Debbie Rowe Wants Her Kids, Retains Legal Rights
Debbie Rowe, the mother of Michael Jackson’s two eldest children, wants her kids. She retains legal rights as a parent through a 2006 court order. Her lawyer, Eric George, has sent a letter to the New York Post demanding a retraction for a story they ran today claiming that she would sell the kids to the Jackson family for millions.
Debbie had better get her retraction. I am going to tell you something now I did not write before. In the moments that the world discovered Michael Jackson had had a heart attack and might be dead, Debbie — whom I’ve known for many years — called me. She was crying so loudly I could barely make out what she said. She did say, first, before anything else, “I’ve got to get my kids.”

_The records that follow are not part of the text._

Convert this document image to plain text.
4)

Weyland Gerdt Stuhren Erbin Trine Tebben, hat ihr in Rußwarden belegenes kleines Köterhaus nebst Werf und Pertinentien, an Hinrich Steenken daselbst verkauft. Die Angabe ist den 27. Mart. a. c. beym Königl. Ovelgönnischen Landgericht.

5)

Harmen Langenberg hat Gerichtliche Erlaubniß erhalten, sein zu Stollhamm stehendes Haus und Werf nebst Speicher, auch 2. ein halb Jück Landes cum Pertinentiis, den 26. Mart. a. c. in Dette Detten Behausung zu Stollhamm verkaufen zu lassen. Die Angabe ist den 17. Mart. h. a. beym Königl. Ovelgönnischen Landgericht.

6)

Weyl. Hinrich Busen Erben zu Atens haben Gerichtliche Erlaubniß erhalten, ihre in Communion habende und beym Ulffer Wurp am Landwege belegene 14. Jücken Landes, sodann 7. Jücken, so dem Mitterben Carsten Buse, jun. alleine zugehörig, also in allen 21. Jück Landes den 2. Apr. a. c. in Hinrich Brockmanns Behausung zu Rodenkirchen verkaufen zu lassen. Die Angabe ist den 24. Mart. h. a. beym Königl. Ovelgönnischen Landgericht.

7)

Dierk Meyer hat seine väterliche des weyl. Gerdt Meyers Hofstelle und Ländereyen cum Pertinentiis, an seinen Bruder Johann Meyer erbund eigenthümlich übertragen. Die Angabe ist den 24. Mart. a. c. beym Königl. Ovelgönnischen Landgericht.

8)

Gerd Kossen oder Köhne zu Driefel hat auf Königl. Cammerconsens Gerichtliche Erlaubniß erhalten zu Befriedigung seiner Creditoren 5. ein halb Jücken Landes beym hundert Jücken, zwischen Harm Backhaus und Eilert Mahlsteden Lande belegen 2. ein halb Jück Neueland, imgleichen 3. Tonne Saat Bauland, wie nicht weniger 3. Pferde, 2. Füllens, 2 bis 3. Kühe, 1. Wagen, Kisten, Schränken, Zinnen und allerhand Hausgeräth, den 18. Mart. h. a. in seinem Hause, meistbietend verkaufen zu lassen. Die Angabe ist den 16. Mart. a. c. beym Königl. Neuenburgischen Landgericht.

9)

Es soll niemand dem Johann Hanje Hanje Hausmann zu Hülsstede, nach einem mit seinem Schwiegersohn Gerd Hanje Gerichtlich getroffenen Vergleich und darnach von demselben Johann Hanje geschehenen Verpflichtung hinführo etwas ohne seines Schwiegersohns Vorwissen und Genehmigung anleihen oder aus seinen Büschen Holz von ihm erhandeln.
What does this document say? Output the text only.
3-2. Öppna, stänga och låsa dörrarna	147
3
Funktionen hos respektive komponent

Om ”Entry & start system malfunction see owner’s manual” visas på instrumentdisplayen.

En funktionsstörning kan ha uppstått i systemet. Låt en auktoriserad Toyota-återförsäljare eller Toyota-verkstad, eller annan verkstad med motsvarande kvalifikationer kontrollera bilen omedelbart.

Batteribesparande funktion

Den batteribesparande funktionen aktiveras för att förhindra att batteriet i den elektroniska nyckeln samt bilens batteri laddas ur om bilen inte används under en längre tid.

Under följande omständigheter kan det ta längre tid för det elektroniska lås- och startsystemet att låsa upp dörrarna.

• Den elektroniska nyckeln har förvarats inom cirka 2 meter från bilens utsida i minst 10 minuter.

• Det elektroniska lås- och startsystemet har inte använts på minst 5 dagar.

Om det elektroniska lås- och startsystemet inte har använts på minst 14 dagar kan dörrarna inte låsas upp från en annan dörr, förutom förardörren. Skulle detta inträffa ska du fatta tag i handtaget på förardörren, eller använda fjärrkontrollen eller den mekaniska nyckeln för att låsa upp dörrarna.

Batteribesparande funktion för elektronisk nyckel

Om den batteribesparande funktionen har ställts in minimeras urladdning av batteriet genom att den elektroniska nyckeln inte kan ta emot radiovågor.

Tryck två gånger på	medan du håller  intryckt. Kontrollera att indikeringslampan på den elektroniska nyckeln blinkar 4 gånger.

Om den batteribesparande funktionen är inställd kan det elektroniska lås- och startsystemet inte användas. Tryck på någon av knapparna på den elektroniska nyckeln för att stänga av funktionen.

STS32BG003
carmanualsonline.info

Rowe never “sold” her kids to anyone. As she said to me a few days after Michael died: “I lost my best friend.” She was heartbroken over Michael’s death. Debbie is not a public person. She is extremely private. I cringe when I see her in that video clip, screaming at the paparazzi who stuck a camera in her face. When challenged, Debbie will fight back. She had every right to confront that idiot with the camera. He was in her face.
For years Debbie and Michael had a very satisfactory arrangement. Then, in February 2003, Martin Bashir’s “Living With Michael Jackson” aired on ABC. It depicted Michael as a child abuser who let young boys sleep in his bed. Debbie went into action mode. She volunteered to be interviewed for a TV special so she could praise Michael as a father. The show aired, and did Jackson a lot of good. The reality: He never spoke to her, or thanked her. She wasn’t paid. She did it for the father of her children.
A few months later, Debbie gave another TV interview, this time about her horse ranch. Jackson, feeling his usual cash flow pinch, responded through lawyers. He claimed that Rowe had violated her confidentiality agreement. He cut off her monthly alimony payments.
That’s when things went from bad to worse. The Nation of Islam, known for being viciously anti-Semitic, had moved into Michael’s life. Debbie, already in a court fight with Michael, now worried that her kids were in danger. When she was married to her first husband, Richard Edelman, she’d converted to Judaism. She thought of Prince and Paris as half-Jewish. The issue was added to her court situation.
On top of these things, Debbie felt that at no time from Michael’s arrest in November 2003 until his exoneration in June 2005 that she was included in what was going on with her kids or Michael. She testified for him at the trial in April 2005. Her testimony was considered a turning point in getting Michael acquitted. He never even thanked her.
Eventually, Debbie’s alimony was restored. She saw her kids in the summer of 2005 but was limited to telling them she was a friend. Michael Jackson would not let her reveal she was their mother. Then the kids were whisked off to Bahrain, Ireland, France and Las Vegas. Debbie went back to her life as horse rancher. She lived by all their agreements. But when Michael died three weeks ago, she saw red. She knew what his life had been like with Joseph Jackson. And still, as I reported here, she wanted to wait to do anything until Michael was buried.
But Michael Jackson has never been buried. His greedy family continues to bicker over how to profit off the location of his final resting place. In the meantime, Joseph Jackson has told interviewers — for money, no less — that he plans to create an act with the kids. He wants to exploit Michael’s children since Michael — who hated him — is gone and and cannot be abused by his father again. The Jackson side is planting stories that Debbie will accept more money in exchange for her parental rights and custody.
Here’s the reality: Debbie Rowe gave birth to those kids. She’s 50, not 80. She can easily afford to raise them. She is the biological mother. They look like her. If she wants them, a California court will likely give them to her. The more she’s provoked by hurtful, inaccurate gossip, the more likely she will go for something more than visitation. She should. She and Michael, she told me, had a clear understanding of how the kids should be raised.
The New York Post, the British tabloids and other outlets had better get this thing straight in their heads and calm down. Debbie Rowe is not going to stand for this anymore.